CarlaCooksApril 23, 2013
I line a plate with foil, then space the peppers (plus a bit of the adobo sauce on each pepper). I put the plate in the freezer and allow the peppers to completely freeze. Once frozen, I remove the peppers from the plate and toss into a bag or tupperware, then put them back into the freezer. Whenever I make pinto beans, I add a frozen pepper to the lot. I also use a frozen pepper to make a spicy black bean dip.
Shelly C.April 23, 2013
I stir them into beans like pintos or black beans. They also make a nice addition to guacamole.
susan G.April 23, 2013
I transfer them to a glass jar and freeze, so I can still extract them whole if I want. (Don't leave them in the can -- you can take off the label and put it on the jar.)
mrslarkinApril 22, 2013
Lots of good ideas in this thread here: http://food52.com/hotline...

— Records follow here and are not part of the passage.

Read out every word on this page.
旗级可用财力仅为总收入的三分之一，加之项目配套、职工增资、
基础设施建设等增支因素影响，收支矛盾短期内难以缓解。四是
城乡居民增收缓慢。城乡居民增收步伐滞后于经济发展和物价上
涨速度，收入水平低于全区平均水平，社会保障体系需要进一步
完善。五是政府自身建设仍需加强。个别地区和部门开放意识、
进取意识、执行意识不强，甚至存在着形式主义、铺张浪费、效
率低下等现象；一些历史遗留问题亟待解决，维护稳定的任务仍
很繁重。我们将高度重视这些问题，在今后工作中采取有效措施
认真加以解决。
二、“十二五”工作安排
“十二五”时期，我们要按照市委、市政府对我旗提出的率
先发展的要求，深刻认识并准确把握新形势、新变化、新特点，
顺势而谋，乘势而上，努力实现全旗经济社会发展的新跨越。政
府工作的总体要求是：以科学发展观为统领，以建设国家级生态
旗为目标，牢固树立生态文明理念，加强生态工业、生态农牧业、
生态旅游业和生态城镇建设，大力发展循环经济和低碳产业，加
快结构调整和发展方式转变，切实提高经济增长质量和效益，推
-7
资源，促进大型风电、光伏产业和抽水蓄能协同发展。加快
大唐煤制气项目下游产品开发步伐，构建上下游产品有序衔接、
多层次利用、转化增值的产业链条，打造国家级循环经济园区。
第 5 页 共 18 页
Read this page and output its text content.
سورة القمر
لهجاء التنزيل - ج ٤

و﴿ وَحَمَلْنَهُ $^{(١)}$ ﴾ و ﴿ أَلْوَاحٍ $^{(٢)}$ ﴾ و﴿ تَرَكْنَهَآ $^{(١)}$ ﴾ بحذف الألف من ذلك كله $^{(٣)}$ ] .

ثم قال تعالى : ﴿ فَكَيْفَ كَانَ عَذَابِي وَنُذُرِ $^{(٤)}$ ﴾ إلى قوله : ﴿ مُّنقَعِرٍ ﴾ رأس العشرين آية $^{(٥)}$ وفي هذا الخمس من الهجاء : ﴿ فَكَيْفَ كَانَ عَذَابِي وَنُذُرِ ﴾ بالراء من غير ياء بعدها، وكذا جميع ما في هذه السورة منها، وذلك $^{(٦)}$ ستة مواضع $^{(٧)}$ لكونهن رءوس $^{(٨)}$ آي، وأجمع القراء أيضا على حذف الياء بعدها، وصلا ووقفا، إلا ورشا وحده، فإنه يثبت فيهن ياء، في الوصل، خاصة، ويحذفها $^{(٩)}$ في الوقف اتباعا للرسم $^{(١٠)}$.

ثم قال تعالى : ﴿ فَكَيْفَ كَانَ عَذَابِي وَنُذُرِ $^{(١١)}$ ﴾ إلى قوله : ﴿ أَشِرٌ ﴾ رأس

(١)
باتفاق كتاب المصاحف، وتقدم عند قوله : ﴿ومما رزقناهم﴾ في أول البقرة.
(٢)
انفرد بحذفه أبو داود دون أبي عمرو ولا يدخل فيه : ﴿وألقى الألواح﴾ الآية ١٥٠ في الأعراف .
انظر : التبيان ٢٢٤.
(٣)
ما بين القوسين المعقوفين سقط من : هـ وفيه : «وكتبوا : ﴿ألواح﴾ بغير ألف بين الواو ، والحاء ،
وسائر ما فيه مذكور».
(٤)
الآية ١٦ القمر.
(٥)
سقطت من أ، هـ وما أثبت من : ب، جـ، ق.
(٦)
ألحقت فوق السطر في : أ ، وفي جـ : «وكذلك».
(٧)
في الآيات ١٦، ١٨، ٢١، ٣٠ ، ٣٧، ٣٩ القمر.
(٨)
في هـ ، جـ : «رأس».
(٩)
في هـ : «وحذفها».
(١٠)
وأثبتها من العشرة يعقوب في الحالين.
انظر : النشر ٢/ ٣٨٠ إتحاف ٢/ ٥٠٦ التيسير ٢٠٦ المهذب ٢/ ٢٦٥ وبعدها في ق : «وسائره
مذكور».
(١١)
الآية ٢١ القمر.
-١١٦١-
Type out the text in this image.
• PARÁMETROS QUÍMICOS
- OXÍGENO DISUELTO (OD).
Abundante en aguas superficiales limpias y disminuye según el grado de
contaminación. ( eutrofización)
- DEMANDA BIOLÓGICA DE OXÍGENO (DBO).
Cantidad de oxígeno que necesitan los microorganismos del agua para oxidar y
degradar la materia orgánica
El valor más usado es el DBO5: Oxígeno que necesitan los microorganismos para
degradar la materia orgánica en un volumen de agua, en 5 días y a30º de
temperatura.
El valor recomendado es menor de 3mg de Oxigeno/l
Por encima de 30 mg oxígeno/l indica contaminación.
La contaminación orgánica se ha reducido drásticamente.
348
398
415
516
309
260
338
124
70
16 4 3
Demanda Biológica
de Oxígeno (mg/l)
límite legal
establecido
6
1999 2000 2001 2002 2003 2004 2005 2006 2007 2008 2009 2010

Alexandra Z.April 22, 2013
Yes! Add them to mayo and use the mix for tuna melts. They make the best flavoring for cream cheese that you can eat spread on crackers or on flour tortillas for wraps
amysarahApril 22, 2013
If you want to save for future use, you can also puree them and freeze in small amounts (e.g., in an ice cube tray - when frozen, release and put 'cubes' in a ziploc freezer bag.)